The Crack-Up

February 21, 2010

While writing notes to a lecture early this morning, I used the phrase “not all it’s cracked up to be.” Perhaps it was because the hour was so early or perhaps it was because I hadn’t finished my first cup of coffee, for the first time in my life, this phrase struck me as odd. I couldn’t make any literal or figurative sense of it. To “crack up” meaning to suffer an emotional or mental breakdown makes sense because it suggests both a falling apart and a falling down. To “crack up” meaning to respond with wild laughter feels right because it has to do with losing composure. But something’s being “not all it’s cracked up to be.” What does that mean?

A quick tour through the Oxford English Dictionary answered the question. As far back as 1450, “crack” came into English usage meaning “loud talk, boast, brag,” and sometimes “exaggeration”; a bit later, the meaning “to pronounce or tell briskly” was added. By the nineteenth century in America, it evolved into the idiom, “to crack up,” meaning “to praise.” Thus, “William cracked up his brother Tim’s new book.” If Tim’s new book wasn’t very good, then it “was all it was cracked up to be.”

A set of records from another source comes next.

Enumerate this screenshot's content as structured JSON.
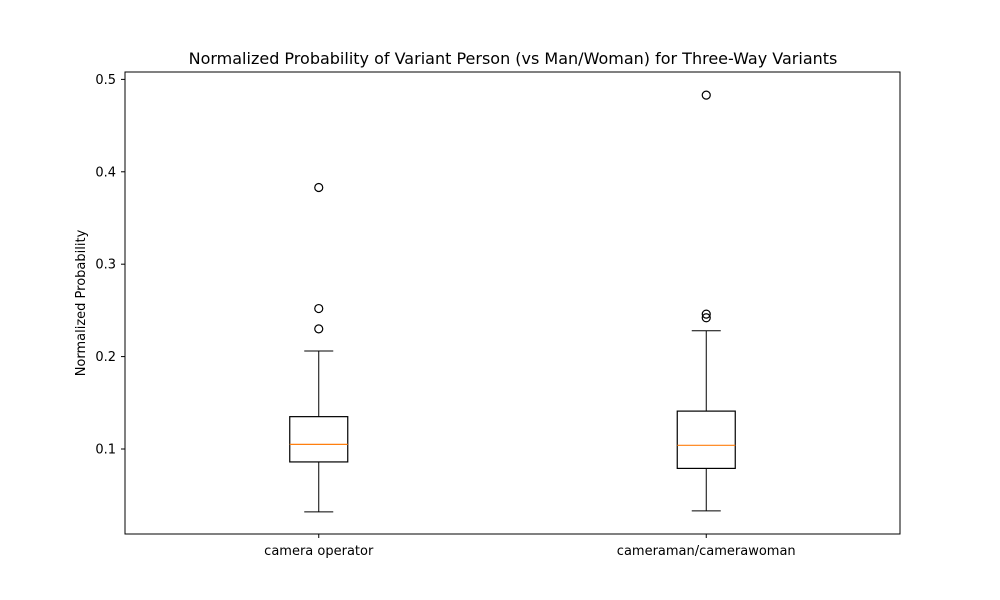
{
  "chart_data": {
    "type": "box",
    "title": "Normalized Probability of Variant Person (vs Man/Woman) for Three-Way Variants",
    "xlabel": "",
    "ylabel": "Normalized Probability",
    "ylim": [
      0.008,
      0.508
    ],
    "yticks": [
      0.1,
      0.2,
      0.3,
      0.4,
      0.5
    ],
    "ytick_labels": [
      "0.1",
      "0.2",
      "0.3",
      "0.4",
      "0.5"
    ],
    "grid": false,
    "categories": [
      "camera operator",
      "cameraman/camerawoman"
    ],
    "boxes": [
      {
        "category": "camera operator",
        "whisker_low": 0.032,
        "q1": 0.086,
        "median": 0.105,
        "q3": 0.135,
        "whisker_high": 0.206,
        "outliers": [
          0.23,
          0.252,
          0.383
        ]
      },
      {
        "category": "cameraman/camerawoman",
        "whisker_low": 0.033,
        "q1": 0.079,
        "median": 0.104,
        "q3": 0.141,
        "whisker_high": 0.228,
        "outliers": [
          0.242,
          0.246,
          0.483
        ]
      }
    ],
    "colors": {
      "box": "#000000",
      "median": "#ff7f0e",
      "outlier": "#000000"
    }
  }
}
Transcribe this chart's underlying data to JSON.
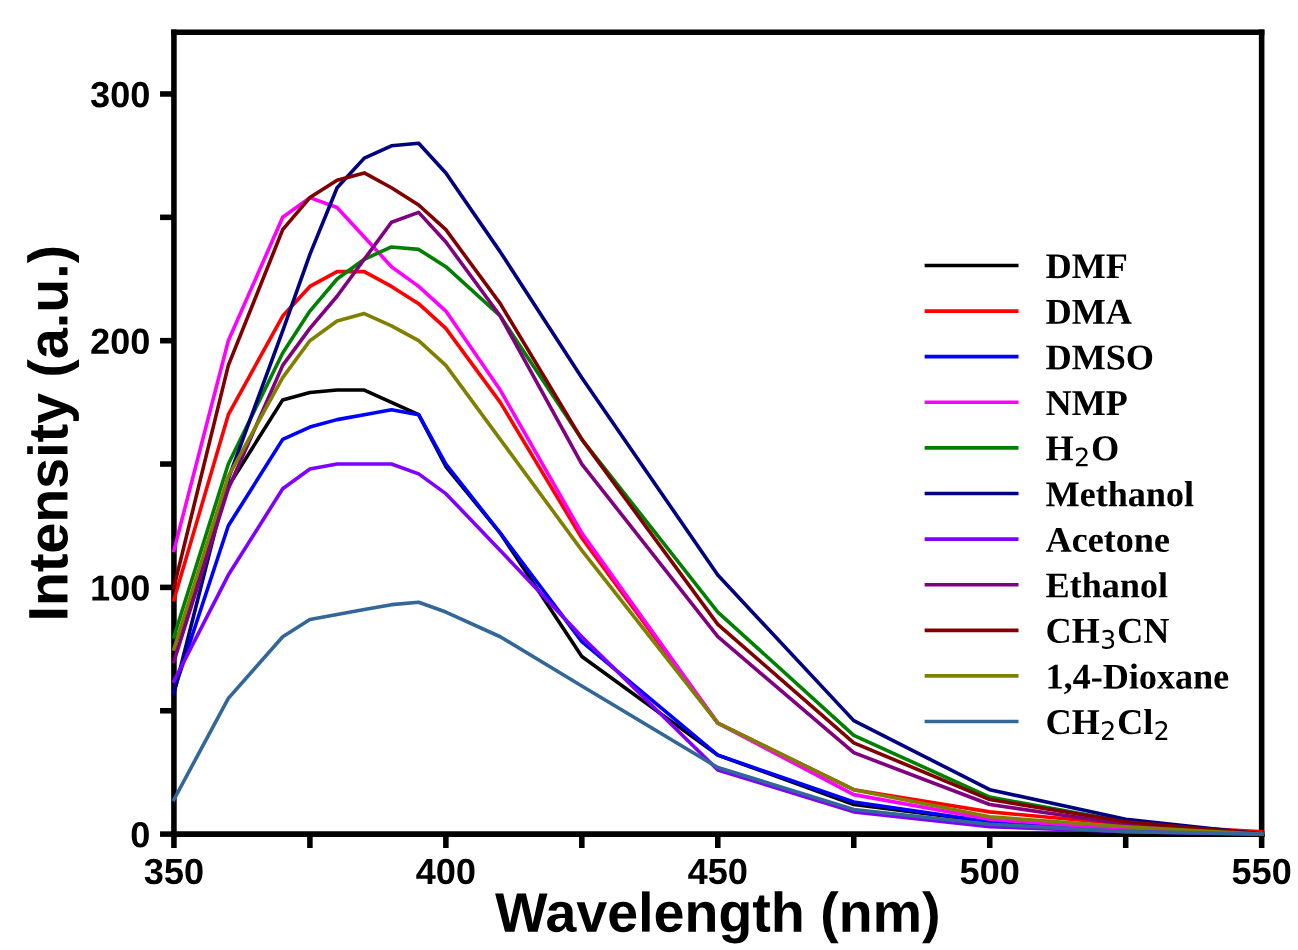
{
  "chart_data": {
    "type": "line",
    "xlabel": "Wavelength (nm)",
    "ylabel": "Intensity (a.u.)",
    "x": [
      350,
      360,
      370,
      375,
      380,
      385,
      390,
      395,
      400,
      410,
      425,
      450,
      475,
      500,
      525,
      550
    ],
    "xlim": [
      350,
      550
    ],
    "xticks": [
      350,
      {
        "value": 375,
        "label": null
      },
      400,
      {
        "value": 425,
        "label": null
      },
      450,
      {
        "value": 475,
        "label": null
      },
      500,
      {
        "value": 525,
        "label": null
      },
      550
    ],
    "ylim": [
      0,
      325
    ],
    "yticks": [
      0,
      {
        "value": 50,
        "label": null
      },
      100,
      {
        "value": 150,
        "label": null
      },
      200,
      {
        "value": 250,
        "label": null
      },
      300
    ],
    "grid": false,
    "legend": "right",
    "marker": "none",
    "line_style": "solid",
    "series": [
      {
        "name": "DMF",
        "color": "#000000",
        "values": [
          75,
          141,
          176,
          179,
          180,
          180,
          175,
          170,
          149,
          122,
          72,
          32,
          12,
          5,
          2,
          0
        ]
      },
      {
        "name": "DMA",
        "color": "#ff0000",
        "values": [
          95,
          170,
          210,
          222,
          228,
          228,
          222,
          215,
          205,
          175,
          120,
          45,
          18,
          9,
          4,
          1
        ]
      },
      {
        "name": "DMSO",
        "color": "#0000ff",
        "values": [
          58,
          125,
          160,
          165,
          168,
          170,
          172,
          170,
          150,
          122,
          78,
          32,
          13,
          5,
          2,
          0
        ]
      },
      {
        "name": "NMP",
        "color": "#ff00ff",
        "values": [
          115,
          200,
          250,
          258,
          254,
          242,
          230,
          222,
          212,
          180,
          122,
          45,
          16,
          6,
          2,
          0
        ]
      },
      {
        "name": "H$_{2}$O",
        "color": "#008000",
        "values": [
          80,
          150,
          195,
          212,
          225,
          233,
          238,
          237,
          230,
          210,
          160,
          90,
          40,
          15,
          5,
          0
        ]
      },
      {
        "name": "Methanol",
        "color": "#000080",
        "values": [
          57,
          144,
          204,
          235,
          262,
          274,
          279,
          280,
          268,
          236,
          185,
          105,
          46,
          18,
          6,
          0
        ]
      },
      {
        "name": "Acetone",
        "color": "#8000ff",
        "values": [
          62,
          105,
          140,
          148,
          150,
          150,
          150,
          146,
          138,
          115,
          80,
          26,
          9,
          3,
          1,
          0
        ]
      },
      {
        "name": "Ethanol",
        "color": "#800080",
        "values": [
          70,
          140,
          190,
          205,
          218,
          233,
          248,
          252,
          240,
          210,
          150,
          80,
          33,
          12,
          4,
          0
        ]
      },
      {
        "name": "CH$_{3}$CN",
        "color": "#800000",
        "values": [
          100,
          190,
          245,
          258,
          265,
          268,
          262,
          255,
          245,
          215,
          160,
          85,
          37,
          14,
          5,
          0
        ]
      },
      {
        "name": "1,4-Dioxane",
        "color": "#808000",
        "values": [
          75,
          145,
          185,
          200,
          208,
          211,
          206,
          200,
          190,
          160,
          115,
          45,
          18,
          7,
          3,
          0
        ]
      },
      {
        "name": "CH$_{2}$Cl$_{2}$",
        "color": "#336699",
        "values": [
          14,
          55,
          80,
          87,
          89,
          91,
          93,
          94,
          90,
          80,
          60,
          27,
          10,
          4,
          1,
          0
        ]
      }
    ]
  }
}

As far as I can tell, “crack” with its all those meanings of speaking, boasting, and pronouncing briskly has fallen out of usage. Except for “crack a joke,” the almost defunct “cracking wise” (still hanging in there, though, in its variant, “wisecrack”), and of course “not all it’s cracked up to be,” all of which survive in our language like so many marsupials, “crack” meaning some sort of “talk” is pretty much extinct.